Code: Visualizing Distributions and Computing Entropy


// Parameters
const nB = 15;
const gValuesB = [3, 6, 9, 12];

// Visualization using Chart.js
function plotDistributionsCaseB() {
    gValuesB.forEach((g, index) => {
        const Y = generateYDistribution(g, nB, maxU);
        const entropy = computeEntropy(Y);

        // Count frequencies
        const counts = {};
        Y.forEach(y => {
            counts[y] = (counts[y] || 0) + 1;
        });

        const yValues = Object.keys(counts);
        const frequencies = yValues.map(y => counts[y]);

        // Create canvas element
        const canvas = document.createElement('canvas');
        document.body.appendChild(canvas);

        // Create chart
        new Chart(canvas.getContext('2d'), {
            type: 'bar',
            data: {
                labels: yValues,
                datasets: [{
                    label: `g = ${g}, Entropy = ${entropy.toFixed(2)}`,
                    data: frequencies,
                    backgroundColor: 'rgba(255, 159, 64, 0.7)',
                }]
            },
            options: {
                title: {
                    display: true,
                    text: `Distribution of Y for g = ${g}, n = ${nB}`
                },
                scales: {
                    xAxes: [{ scaleLabel: { display: true, labelString: 'Y values' } }],
                    yAxes: [{ scaleLabel: { display: true, labelString: 'Frequency' } }]
                }
            }
        });
    });
}

// Run visualization for Case B
plotDistributionsCaseB();

Note: Ensure that the BigInt exponentiation and modulo operations are supported in your JavaScript environment.

Observations

Case A

Uniformity: The distributions for \( g = 2, 3, 10, 17 \) are more uniform.
Entropy: Higher entropy values, indicating greater unpredictability.
Cryptographic Suitability: Better for cryptographic applications due to uniformity and high entropy.

Case B

Patterns: The distributions for \( g = 3, 6, 9, 12 \) show noticeable patterns and less uniformity.
Entropy: Lower entropy values, indicating predictability.
Vulnerabilities: Potential weaknesses due to lower entropy and predictable outputs.

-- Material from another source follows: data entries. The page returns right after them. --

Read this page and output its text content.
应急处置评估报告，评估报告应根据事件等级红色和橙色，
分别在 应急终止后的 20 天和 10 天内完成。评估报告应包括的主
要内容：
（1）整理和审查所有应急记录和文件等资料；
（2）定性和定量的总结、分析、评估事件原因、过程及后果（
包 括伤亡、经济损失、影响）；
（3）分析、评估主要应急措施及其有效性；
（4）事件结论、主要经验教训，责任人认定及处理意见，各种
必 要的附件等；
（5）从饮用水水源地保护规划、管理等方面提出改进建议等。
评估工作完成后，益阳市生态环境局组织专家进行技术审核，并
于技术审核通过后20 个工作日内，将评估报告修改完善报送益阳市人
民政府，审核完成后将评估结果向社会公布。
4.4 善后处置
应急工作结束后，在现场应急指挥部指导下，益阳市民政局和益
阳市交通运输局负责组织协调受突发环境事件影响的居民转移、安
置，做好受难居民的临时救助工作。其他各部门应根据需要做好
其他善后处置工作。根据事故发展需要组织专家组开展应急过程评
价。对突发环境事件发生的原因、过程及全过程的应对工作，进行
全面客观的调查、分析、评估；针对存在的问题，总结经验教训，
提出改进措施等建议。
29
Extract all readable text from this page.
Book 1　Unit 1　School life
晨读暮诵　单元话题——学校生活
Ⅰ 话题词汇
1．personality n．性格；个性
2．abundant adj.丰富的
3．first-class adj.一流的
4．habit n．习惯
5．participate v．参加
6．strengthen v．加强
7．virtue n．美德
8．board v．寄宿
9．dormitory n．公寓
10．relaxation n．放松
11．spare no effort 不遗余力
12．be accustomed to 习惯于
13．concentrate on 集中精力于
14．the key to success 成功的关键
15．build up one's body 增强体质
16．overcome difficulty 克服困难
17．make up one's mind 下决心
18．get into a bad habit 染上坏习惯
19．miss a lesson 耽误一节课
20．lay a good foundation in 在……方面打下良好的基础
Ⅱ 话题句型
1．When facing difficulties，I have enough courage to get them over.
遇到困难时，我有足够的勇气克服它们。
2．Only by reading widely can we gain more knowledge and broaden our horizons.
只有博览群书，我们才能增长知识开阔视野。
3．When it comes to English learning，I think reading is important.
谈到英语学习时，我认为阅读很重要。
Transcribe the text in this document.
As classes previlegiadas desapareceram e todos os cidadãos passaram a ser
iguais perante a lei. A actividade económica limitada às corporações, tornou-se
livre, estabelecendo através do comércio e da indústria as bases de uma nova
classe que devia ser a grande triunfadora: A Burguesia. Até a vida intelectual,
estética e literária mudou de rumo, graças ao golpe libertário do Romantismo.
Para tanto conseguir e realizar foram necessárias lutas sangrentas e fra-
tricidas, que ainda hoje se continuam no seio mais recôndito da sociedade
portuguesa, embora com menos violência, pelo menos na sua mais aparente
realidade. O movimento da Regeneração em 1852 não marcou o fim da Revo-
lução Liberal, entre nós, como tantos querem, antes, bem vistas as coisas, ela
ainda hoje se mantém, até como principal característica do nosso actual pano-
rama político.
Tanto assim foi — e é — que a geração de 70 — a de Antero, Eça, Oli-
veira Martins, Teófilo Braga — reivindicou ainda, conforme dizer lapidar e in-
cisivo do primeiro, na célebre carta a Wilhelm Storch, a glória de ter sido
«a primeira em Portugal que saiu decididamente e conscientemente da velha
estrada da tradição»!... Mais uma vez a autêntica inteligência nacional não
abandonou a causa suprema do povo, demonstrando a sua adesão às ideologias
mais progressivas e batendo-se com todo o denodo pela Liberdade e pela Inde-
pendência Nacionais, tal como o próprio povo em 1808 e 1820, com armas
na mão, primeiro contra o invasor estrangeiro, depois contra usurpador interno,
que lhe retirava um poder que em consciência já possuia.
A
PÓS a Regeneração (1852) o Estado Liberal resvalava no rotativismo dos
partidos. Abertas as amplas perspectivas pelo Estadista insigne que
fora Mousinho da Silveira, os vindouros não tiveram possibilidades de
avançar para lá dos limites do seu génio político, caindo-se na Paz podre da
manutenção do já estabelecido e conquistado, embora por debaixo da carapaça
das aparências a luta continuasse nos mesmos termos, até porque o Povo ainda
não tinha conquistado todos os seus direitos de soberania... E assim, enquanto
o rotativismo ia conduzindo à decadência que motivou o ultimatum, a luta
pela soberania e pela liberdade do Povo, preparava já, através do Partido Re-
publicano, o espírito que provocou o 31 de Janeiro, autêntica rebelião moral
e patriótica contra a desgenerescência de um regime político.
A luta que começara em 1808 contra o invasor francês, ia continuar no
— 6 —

Computing Entropy and Diversity Indexes

Entropy measures the randomness in the distribution:

\( H(Y) = -\sum_{i} P(Y = y_i) \log_2 P(Y = y_i) \)

Higher Entropy: Indicates a more uniform distribution, desirable in cryptographic applications.
Lower Entropy: Suggests predictability and potential vulnerabilities.

Cryptographic Implications

Case A Advantages

High Entropy: Uniform distributions make it difficult to predict \( Y \) without knowing \( U \) or \( g \).
Primitive Roots: The chosen \( g \) values (2, 3, 10, 17) are primitive roots modulo 19, ensuring maximal cycle lengths and uniformity.
Security: Enhanced cryptographic strength due to unpredictability.

Case B Vulnerabilities

Low Entropy: Non-uniform distributions with discernible patterns.
Predictability: Easier to guess or infer \( Y \), reducing security.
Subgroup Attack Risks: \( g \) values are not primitive roots modulo 15, leading to smaller subgroup orders.

Reason for Choosing \( g = 2, 3, 10, 17 \) in Case A

- **Primitive Roots Modulo 19**: These values are generators of the multiplicative group modulo 19.

- **Maximal Periods**: Ensure that \( g^U \mod n \) cycles through all possible residues before repeating.

- **Uniform Distribution**: Leads to higher entropy and better cryptographic properties.

Spotting Errors in the Exercise

- **Possible Error**: Using a composite modulus \( n = 15 \) instead of a prime number.

- **Implication**: Composite moduli can introduce vulnerabilities due to the presence of factors and non-invertible elements.

- **Correction**: For cryptographic purposes, it is preferable to use a prime modulus to ensure a cyclic group and maximal entropy.

Note: The code snippets provided can be run in a web browser environment. Ensure that you include the necessary libraries and that your JavaScript environment supports the BigInt data type for large integer calculations.